Multiscale Integrated Earth Systems Model (MIMES)
The Multiscale Integrated Models of Ecosystem Services (MIMES) model is an approach and analytical framework designed to integrate different types and scales of knowledge in order to understand and visualize ecosystem service values by revealing transformations in natural, human, built, and social capital through an interaction matrix.
MIMES case studies rely on georeferenced datasets as well as knowledge of ecological, economic, and social processes. These diverse information sources are synthesized as systems models (e.g., SHIRAZ, DHSVM, and Daycent) within a computational environment that analyzes and forecasts ecosystem service and human-use dynamics over space and time. The framework is supported by a growing library of modules that are nested within modeled ecosystems.

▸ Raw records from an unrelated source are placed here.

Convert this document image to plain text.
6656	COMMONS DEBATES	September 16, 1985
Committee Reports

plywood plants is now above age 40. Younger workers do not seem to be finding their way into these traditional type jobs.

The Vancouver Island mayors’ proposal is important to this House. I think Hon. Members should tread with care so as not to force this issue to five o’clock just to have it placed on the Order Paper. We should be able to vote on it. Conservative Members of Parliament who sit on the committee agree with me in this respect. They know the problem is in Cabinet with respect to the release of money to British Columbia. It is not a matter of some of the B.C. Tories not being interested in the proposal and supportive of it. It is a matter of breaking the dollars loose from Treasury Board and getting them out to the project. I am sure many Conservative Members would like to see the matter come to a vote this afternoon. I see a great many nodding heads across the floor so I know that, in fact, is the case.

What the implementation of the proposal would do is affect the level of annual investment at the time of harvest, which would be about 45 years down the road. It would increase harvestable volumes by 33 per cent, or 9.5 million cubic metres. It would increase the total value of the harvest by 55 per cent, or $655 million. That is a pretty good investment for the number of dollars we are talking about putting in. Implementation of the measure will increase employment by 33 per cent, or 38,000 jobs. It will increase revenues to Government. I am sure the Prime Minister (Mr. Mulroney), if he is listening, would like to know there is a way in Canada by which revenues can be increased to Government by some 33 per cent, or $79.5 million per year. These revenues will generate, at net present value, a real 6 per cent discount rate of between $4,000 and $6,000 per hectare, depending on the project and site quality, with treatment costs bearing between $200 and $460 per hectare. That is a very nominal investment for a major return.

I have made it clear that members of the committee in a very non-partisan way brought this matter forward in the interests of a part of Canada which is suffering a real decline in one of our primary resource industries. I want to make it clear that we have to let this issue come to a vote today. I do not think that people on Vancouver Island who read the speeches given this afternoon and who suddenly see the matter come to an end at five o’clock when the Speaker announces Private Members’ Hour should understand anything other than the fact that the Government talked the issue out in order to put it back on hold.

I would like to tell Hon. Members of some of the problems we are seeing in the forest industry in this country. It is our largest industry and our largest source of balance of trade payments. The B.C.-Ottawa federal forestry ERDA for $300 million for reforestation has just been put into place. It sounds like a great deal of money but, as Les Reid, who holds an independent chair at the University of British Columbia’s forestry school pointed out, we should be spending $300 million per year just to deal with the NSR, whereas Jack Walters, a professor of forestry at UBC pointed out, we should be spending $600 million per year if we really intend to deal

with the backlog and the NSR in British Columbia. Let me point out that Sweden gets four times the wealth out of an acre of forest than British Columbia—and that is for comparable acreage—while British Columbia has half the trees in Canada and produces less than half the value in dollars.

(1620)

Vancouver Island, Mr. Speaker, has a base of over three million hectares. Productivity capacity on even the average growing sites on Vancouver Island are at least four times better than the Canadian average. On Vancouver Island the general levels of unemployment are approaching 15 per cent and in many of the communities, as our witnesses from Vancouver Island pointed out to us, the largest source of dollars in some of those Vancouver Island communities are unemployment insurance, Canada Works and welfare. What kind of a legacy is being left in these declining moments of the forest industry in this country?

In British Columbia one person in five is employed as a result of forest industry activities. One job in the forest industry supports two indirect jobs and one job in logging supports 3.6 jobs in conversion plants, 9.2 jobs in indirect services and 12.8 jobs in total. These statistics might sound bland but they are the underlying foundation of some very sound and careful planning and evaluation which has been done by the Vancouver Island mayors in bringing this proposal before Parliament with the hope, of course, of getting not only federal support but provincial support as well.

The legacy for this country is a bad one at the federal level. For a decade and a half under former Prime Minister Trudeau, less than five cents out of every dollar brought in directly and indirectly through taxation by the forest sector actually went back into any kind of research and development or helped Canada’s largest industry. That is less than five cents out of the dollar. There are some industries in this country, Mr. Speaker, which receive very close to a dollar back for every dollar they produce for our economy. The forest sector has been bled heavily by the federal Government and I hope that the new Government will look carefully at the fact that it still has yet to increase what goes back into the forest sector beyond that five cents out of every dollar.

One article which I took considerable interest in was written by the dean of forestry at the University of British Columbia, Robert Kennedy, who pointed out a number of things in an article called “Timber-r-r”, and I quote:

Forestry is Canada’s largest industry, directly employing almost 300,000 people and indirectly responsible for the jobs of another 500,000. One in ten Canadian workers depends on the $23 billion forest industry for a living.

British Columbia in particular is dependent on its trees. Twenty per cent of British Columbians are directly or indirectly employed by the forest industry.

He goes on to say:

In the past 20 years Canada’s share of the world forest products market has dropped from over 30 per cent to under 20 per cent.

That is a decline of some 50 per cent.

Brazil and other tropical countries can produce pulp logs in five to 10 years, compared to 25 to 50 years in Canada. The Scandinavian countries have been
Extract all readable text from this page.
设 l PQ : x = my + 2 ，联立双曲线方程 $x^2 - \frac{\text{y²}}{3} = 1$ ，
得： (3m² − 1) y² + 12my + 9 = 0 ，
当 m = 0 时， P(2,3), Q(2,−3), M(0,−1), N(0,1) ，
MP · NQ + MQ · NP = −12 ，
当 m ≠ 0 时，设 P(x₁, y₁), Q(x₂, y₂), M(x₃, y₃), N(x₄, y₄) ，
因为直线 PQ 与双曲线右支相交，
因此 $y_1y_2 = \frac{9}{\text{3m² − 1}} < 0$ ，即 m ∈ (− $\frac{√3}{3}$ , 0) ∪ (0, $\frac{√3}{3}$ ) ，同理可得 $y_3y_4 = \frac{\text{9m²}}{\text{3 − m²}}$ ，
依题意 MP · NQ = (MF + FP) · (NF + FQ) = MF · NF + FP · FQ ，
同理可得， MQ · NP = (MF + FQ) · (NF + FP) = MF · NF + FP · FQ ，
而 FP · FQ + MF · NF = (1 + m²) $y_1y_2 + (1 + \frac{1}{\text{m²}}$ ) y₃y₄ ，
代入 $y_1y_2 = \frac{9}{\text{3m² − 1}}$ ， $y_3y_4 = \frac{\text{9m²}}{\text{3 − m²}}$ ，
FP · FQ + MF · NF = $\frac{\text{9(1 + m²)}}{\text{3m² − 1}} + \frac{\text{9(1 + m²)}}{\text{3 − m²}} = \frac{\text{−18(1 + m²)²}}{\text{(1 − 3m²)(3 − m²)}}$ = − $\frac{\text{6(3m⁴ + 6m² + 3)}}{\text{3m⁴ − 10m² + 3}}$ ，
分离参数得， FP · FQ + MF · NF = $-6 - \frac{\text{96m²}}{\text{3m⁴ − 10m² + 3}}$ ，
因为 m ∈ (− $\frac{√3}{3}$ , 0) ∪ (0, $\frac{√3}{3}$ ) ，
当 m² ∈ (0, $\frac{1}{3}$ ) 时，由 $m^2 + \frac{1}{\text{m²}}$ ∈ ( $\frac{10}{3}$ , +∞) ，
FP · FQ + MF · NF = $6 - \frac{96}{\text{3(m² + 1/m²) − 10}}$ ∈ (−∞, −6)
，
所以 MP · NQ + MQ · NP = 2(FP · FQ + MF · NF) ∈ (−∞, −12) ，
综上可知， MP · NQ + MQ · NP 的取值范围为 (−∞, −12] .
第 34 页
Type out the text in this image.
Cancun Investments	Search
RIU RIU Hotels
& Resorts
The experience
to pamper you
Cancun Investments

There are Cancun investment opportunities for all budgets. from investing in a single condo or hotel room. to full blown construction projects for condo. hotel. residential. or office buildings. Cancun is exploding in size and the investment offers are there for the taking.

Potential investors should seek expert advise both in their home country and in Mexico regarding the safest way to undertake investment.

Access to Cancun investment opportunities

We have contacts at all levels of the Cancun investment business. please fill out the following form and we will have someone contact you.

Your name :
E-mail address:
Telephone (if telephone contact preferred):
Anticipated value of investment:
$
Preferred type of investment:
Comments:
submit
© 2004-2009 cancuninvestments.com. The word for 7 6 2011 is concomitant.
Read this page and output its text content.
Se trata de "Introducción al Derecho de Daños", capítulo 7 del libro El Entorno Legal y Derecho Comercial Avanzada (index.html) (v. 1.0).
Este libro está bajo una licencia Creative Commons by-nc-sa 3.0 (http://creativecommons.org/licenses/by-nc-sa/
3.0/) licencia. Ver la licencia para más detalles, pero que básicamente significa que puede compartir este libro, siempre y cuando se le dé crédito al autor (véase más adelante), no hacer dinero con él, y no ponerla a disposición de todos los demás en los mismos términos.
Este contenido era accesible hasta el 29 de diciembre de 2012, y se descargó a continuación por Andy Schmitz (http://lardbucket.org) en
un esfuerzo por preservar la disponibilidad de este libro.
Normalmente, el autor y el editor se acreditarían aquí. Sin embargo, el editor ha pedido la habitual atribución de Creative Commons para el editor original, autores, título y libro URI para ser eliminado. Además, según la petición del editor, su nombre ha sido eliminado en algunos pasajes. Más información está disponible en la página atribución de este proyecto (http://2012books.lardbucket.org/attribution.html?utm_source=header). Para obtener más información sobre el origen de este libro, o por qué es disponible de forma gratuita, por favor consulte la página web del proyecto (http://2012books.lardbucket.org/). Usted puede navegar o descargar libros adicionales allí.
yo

MIMES is also supported by developing theory on the dynamics of coupled human and natural systems (CHANS). When appropriate, new case studies benefit from previous work by adapting available modules through a collaborative dialogue with stakeholders for plug-and-play utility.
The MIMES framework is unique:
- It has the ability to consider multiple ecosystem goods and services simultaneously and calculate their responses to multiple interacting environmental and human drivers at a range of spatial and temporal scales;
- MIMES is both spatially and temporally explicit, allowing users to understand the long-term sustainability of ecosystem services under different scenarios of human action; and
- MIMES is a sophisticated and transferable knowledge system for CHANS (coupled human and natural system) dynamics.
The MIMES approach has been applied in New Zealand (Manuwatu MIMES) and Massachusetts (Massachusetts Ocean MIMES) and is under development for the Ministry of Fisheries in Cambodia to help manage fisheries policies on the Tonle Sap Lake.
Information and documentation is available by contacting the Tulalip Tribes, or Roelof M. Boumans. MIMES currently uses the Simile programming interface, which requires the purchase of a site license. Efforts are underway to develop an open source version of the programming interface.